PTO Proposes New “Accelerated Examination” Procedures

In response to unrelenting criticism of the “backlog,” the USPTO has announced a new “accelerated examination” program that promises a 12–month final decision on patentability. This creative solution will give applicants the chance to cut in line if they meet certain criteria. To qualify, a patent applicant must:

  • File the application electronically with a petition to make special (with fees paid and appropriate declaration);
  • Conduct a search of prior art;
  • Submit all prior art that is closest to their invention;
  • Identify all the limitations in the claims that are disclosed in the submitted references (with pin cites to the references)
  • Explain what the prior art teaches and how their invention is different (claim by claim);
  • Explicitly discuss how the invention is useful and show how the written description supports the claimed invention;
  • Include only 20 claims (3 independent);
  • Agree to have an interview with the Examiner; and
  • Agree to base claims of patentability only on the independent claims.
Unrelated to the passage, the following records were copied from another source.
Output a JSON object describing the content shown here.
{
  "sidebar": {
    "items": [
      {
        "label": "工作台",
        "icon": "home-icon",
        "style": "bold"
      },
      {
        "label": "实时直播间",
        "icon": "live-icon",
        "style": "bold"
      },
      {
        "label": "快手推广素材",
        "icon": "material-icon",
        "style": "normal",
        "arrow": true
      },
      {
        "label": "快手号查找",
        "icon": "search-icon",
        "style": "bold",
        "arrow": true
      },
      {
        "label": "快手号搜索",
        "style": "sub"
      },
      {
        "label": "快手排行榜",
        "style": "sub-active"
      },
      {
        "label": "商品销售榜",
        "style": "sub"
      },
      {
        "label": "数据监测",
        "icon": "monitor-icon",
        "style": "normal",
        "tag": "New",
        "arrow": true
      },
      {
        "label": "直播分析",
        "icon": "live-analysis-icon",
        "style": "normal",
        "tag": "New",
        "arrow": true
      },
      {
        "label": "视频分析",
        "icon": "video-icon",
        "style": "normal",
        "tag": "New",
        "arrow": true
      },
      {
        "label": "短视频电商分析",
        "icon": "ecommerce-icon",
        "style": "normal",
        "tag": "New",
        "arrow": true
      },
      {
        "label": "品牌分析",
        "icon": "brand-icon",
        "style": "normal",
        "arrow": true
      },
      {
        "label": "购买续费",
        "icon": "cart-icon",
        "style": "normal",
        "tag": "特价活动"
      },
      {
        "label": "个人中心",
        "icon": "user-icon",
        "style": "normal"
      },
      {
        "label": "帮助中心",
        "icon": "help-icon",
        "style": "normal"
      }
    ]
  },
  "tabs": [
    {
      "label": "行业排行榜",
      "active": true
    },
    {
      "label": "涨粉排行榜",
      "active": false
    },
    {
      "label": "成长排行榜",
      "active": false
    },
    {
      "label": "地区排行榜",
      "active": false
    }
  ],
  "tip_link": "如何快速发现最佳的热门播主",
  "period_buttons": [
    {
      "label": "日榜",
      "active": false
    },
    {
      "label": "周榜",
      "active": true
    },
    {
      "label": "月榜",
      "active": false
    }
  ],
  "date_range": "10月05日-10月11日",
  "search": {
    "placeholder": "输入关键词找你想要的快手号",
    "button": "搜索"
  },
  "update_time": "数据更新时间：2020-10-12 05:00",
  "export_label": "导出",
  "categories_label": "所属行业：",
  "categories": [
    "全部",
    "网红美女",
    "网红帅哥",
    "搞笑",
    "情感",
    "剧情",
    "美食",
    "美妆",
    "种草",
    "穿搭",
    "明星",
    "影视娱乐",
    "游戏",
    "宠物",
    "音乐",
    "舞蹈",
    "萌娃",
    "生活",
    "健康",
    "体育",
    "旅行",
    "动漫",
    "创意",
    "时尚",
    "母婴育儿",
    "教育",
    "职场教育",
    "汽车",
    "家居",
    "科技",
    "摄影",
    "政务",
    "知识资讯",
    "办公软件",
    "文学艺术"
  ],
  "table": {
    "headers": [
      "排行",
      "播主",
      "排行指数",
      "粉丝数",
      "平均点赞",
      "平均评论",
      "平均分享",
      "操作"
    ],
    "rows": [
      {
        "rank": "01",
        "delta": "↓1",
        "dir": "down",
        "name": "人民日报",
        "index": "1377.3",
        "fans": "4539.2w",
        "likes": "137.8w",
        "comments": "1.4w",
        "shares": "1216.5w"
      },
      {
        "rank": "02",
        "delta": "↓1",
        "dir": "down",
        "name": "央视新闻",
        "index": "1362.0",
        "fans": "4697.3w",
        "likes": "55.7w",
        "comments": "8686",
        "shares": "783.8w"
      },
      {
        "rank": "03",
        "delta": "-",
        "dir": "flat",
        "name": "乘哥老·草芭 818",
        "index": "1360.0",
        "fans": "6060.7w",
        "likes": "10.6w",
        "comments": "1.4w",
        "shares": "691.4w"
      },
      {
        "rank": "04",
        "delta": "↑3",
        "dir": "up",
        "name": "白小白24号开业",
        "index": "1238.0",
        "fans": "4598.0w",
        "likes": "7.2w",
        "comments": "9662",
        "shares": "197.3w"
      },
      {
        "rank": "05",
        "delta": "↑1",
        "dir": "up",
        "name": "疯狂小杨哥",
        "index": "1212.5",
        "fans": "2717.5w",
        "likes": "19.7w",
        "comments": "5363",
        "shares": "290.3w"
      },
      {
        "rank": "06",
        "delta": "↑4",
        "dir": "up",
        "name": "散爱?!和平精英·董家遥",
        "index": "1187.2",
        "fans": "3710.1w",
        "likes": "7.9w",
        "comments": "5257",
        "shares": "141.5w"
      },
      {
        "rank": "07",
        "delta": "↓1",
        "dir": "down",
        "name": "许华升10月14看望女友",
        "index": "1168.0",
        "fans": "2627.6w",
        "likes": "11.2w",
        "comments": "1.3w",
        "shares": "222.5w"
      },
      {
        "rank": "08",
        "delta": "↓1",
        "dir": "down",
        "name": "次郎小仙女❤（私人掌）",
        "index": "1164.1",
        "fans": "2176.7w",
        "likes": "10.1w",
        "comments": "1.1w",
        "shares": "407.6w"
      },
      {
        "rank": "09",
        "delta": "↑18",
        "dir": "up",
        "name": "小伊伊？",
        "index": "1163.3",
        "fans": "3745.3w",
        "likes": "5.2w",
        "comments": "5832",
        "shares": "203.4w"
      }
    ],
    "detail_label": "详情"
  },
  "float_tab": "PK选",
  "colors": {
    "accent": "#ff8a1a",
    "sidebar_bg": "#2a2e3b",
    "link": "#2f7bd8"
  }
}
The applicant will only be given one-month (non-extendable) to reply to any office action. An applicant may abandon the accelerated application in favor of a continuing application, and the continuing application will not be given special status under the accelerated examination program (unless so requested).

The change in examination requirements will apply to all petitions to make special filed on or after August 25, 2006. Comments concerning petition to make special practice may be sent by email to mpepfeedback@uspto.gov.

According to the PTO, the accelerated examination procedure is designed to give applicants quality patents in less time. In exchange for quick examination, patent examiners will receive more focused and detailed information about the invention and the closest prior art from the applicants.  This increased disclosure up-front by applicants will help examiners more quickly make the correct decision about whether a claimed invention deserves a patent.

Caution: The rules and restrictions for this procedure are quite specific (onerous?) and have some potential for loss of rights for your clients. Make sure that you understand the rules completely before signing-up.

Link: http://www.uspto.gov/web/offices/com/sol/notices/71fr36323.htm

Aside: I had heard some rumors that the PTO would be enacting its proposed changes to continuation practice in August of this year.  Those do not appear to be true — Rather, that this change appears to be the August change and the new rules are likely around the end of the year.